How to make homemade Cottage Cheese - Kuvings Yoghurt Maker
Using the Kuvings Yoghurt Maker you can make homemade Cottage Cheese. This recipe provides a basic method for making cottage cheese at home. You can experiment with different types of milk, adjust the amount of vinegar or lemon juice used, or even add herbs and spices to customise the flavour to your liking.
Ingredients
1L full cream Milk (blue top)
50 – 60ml fresh Lemon Juice
3g Sea Salt
method
In a small saucepan pour the milk into it. Place the saucepan on the stovetop over medium heat. It's recommended to use a thermometer to monitor the temperature accurately. Gradually heat the milk, stirring occasionally to prevent scorching, until it reaches 90°C. Keep a close eye on the temperature using the thermometer to ensure it doesn't exceed the desired level.
Once the milk reaches the target temperature of 90°C, proceed to the next step.
Add to heated milk lemon juice and salt, mix well. The milk will begin to curdle immediately.

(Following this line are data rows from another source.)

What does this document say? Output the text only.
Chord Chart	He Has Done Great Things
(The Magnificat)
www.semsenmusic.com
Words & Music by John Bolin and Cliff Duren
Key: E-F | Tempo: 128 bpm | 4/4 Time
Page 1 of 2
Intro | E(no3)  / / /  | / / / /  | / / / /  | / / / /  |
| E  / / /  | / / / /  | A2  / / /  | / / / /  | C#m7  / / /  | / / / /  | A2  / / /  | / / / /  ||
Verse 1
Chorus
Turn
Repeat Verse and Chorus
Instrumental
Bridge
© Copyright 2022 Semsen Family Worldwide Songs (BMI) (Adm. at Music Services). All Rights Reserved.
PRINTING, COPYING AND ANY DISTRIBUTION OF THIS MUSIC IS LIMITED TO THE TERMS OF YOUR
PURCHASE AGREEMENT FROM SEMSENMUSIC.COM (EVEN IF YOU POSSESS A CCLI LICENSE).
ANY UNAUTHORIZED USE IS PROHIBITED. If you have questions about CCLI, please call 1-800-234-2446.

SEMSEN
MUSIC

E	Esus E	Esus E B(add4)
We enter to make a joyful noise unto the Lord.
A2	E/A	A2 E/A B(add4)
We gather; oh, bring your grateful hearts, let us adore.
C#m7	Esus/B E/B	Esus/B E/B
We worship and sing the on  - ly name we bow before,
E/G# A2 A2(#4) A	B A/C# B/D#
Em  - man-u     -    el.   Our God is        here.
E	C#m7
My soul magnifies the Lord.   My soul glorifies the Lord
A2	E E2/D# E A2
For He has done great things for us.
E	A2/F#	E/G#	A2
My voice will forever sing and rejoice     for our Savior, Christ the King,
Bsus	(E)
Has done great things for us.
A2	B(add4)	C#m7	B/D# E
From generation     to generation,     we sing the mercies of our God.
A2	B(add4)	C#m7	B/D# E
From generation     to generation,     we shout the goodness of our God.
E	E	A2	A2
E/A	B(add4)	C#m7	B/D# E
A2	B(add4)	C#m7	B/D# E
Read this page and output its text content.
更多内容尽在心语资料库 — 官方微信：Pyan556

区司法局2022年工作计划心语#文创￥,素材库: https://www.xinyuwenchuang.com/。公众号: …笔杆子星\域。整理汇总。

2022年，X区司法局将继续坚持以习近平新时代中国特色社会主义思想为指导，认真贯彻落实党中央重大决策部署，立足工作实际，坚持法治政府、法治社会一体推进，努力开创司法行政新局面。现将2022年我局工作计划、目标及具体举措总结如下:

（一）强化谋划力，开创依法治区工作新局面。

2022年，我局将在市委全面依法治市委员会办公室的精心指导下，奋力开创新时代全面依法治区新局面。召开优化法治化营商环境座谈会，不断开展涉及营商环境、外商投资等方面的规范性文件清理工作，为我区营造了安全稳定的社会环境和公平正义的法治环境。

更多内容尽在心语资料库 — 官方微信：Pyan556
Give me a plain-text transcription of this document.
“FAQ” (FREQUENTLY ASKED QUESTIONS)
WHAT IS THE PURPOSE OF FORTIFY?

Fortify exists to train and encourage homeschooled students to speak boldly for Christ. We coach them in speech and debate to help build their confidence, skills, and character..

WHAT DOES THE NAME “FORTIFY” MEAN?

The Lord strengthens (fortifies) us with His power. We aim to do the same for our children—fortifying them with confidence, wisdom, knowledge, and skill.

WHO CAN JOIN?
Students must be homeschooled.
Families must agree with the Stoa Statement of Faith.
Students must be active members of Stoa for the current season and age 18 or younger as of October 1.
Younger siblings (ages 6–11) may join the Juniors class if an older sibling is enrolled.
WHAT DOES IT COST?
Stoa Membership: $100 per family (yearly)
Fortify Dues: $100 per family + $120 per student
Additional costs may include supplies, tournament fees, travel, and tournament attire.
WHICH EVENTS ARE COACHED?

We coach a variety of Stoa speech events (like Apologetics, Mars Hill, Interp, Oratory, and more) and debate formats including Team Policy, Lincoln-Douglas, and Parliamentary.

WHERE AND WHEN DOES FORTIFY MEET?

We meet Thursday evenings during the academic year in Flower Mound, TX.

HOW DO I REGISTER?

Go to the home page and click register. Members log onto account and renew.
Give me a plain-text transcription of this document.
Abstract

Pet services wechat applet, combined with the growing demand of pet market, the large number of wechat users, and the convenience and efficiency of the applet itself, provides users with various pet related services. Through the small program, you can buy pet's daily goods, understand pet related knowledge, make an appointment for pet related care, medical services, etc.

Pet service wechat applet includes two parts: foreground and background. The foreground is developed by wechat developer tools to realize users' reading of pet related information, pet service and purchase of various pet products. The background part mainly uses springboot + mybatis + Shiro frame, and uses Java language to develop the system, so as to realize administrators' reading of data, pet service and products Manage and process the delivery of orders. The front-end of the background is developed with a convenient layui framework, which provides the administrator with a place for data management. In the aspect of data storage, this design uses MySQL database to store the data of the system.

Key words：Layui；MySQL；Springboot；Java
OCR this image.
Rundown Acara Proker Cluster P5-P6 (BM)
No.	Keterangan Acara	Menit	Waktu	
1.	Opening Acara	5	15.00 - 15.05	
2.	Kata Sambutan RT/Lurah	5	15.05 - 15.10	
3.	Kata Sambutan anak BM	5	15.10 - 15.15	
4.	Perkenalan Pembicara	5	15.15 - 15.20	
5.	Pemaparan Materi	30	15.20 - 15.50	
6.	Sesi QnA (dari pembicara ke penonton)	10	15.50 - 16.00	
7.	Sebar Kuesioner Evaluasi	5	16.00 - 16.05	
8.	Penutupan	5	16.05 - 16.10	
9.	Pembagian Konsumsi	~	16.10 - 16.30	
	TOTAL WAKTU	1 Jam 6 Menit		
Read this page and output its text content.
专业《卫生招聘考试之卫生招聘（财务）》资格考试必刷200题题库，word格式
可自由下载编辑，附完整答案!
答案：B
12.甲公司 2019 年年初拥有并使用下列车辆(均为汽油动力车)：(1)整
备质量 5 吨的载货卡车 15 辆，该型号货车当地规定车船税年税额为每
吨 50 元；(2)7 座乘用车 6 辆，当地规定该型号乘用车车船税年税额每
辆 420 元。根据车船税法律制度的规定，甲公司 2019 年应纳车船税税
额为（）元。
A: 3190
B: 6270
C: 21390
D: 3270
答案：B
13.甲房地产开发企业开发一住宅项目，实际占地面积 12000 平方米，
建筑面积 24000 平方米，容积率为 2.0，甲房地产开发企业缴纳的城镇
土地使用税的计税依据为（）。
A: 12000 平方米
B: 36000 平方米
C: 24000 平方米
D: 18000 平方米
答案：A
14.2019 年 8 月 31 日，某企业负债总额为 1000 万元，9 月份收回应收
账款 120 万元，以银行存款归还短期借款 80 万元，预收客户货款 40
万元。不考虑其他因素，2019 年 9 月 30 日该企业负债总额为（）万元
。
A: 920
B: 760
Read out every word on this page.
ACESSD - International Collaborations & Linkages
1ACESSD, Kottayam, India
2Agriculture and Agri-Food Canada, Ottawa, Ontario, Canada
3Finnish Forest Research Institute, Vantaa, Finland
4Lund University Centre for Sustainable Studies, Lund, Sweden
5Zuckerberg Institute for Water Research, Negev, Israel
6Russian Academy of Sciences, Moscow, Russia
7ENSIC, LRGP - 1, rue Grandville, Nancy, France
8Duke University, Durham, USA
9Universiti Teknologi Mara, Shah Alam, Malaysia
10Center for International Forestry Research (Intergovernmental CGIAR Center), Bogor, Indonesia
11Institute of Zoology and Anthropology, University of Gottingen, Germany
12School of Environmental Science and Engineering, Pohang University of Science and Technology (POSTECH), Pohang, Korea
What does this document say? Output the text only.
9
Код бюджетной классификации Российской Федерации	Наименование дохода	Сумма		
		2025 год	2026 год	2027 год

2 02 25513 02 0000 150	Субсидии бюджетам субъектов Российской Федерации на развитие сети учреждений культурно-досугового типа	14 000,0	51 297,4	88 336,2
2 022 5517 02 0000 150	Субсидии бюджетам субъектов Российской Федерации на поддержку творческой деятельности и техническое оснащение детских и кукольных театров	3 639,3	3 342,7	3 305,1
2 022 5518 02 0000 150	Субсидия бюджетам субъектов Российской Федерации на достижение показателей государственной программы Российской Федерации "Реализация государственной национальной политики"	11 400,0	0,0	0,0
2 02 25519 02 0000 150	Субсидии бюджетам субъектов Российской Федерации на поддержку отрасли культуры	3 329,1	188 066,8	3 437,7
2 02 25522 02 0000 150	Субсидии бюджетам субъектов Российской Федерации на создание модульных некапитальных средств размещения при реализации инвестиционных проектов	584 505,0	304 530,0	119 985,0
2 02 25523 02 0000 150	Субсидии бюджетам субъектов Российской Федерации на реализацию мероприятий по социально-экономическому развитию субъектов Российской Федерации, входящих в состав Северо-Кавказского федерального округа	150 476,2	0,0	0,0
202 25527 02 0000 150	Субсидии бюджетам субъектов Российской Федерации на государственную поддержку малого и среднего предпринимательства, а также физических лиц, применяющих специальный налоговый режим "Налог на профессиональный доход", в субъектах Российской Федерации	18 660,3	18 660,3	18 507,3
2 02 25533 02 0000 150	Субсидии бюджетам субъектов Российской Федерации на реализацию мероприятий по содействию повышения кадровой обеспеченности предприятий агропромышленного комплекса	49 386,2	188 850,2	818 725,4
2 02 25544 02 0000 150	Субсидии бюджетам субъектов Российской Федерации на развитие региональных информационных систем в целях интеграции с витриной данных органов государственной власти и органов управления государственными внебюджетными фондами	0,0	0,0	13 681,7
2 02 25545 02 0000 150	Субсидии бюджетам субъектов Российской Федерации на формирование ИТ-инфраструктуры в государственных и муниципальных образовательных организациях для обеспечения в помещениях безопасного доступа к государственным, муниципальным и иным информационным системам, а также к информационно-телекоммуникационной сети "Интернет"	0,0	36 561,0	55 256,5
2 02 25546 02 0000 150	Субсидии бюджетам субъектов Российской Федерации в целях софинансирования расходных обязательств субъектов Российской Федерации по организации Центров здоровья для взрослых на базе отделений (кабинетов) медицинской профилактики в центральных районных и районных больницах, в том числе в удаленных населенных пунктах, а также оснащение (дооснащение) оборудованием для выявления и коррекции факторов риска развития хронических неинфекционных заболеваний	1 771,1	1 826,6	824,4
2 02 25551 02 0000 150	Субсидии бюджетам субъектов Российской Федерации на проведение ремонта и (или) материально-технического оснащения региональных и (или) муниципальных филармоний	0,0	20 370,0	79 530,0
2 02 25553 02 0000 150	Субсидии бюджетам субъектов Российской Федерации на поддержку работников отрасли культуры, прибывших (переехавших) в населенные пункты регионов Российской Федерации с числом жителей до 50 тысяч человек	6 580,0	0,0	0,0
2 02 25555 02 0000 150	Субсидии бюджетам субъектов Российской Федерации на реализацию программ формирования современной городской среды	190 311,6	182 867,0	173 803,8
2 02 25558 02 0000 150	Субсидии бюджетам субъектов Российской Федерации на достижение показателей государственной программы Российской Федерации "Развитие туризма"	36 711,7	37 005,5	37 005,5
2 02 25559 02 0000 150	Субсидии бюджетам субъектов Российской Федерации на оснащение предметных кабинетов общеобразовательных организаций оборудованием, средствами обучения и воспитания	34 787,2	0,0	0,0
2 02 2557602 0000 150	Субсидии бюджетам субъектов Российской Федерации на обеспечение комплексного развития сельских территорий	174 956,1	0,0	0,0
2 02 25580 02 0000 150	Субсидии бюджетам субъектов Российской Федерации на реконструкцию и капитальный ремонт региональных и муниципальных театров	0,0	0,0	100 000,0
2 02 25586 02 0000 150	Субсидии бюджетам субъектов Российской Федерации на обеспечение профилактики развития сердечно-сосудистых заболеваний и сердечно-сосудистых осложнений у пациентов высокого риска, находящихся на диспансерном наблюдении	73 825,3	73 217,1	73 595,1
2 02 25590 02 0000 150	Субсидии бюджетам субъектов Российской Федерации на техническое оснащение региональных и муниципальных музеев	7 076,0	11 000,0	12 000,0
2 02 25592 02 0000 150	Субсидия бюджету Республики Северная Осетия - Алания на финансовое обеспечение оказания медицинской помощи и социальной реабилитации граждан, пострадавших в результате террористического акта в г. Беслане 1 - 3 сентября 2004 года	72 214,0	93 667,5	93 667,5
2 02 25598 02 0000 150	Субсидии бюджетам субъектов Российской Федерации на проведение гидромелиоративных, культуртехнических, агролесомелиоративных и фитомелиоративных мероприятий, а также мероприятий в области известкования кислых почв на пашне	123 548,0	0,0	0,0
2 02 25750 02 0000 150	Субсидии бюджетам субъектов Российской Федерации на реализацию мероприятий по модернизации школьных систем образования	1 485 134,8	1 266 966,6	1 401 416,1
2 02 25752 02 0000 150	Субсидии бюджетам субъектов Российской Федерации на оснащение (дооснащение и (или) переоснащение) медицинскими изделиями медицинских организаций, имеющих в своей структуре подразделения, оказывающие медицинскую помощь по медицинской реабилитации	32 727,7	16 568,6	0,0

Allow to cool to 60°C – 65°C.
Once cooled pour into the Yoghurt Maker Bowl. Secure the lid on the bowl with the handle and place into the Kuvings Yoghurt Maker.
Turn on the power and select the cheese menu (6 hours).
After 6 hours remove bowl from the machine and place directly into the fridge for 3 hours.
Remove bowl from the fridge after 3 hours and pour into the second bowl with the cheese strainer inserted. Secure the lid with the handle and place back into the fridge overnight.
In the morning you will have cottage cheese in the strainer and whey in the bottom of the bowl.
Remove the cottage cheese from the strainer and put into a glass container.
Tip: The longer you drain (refer step 7), the drier and firmer the cottage cheese will become.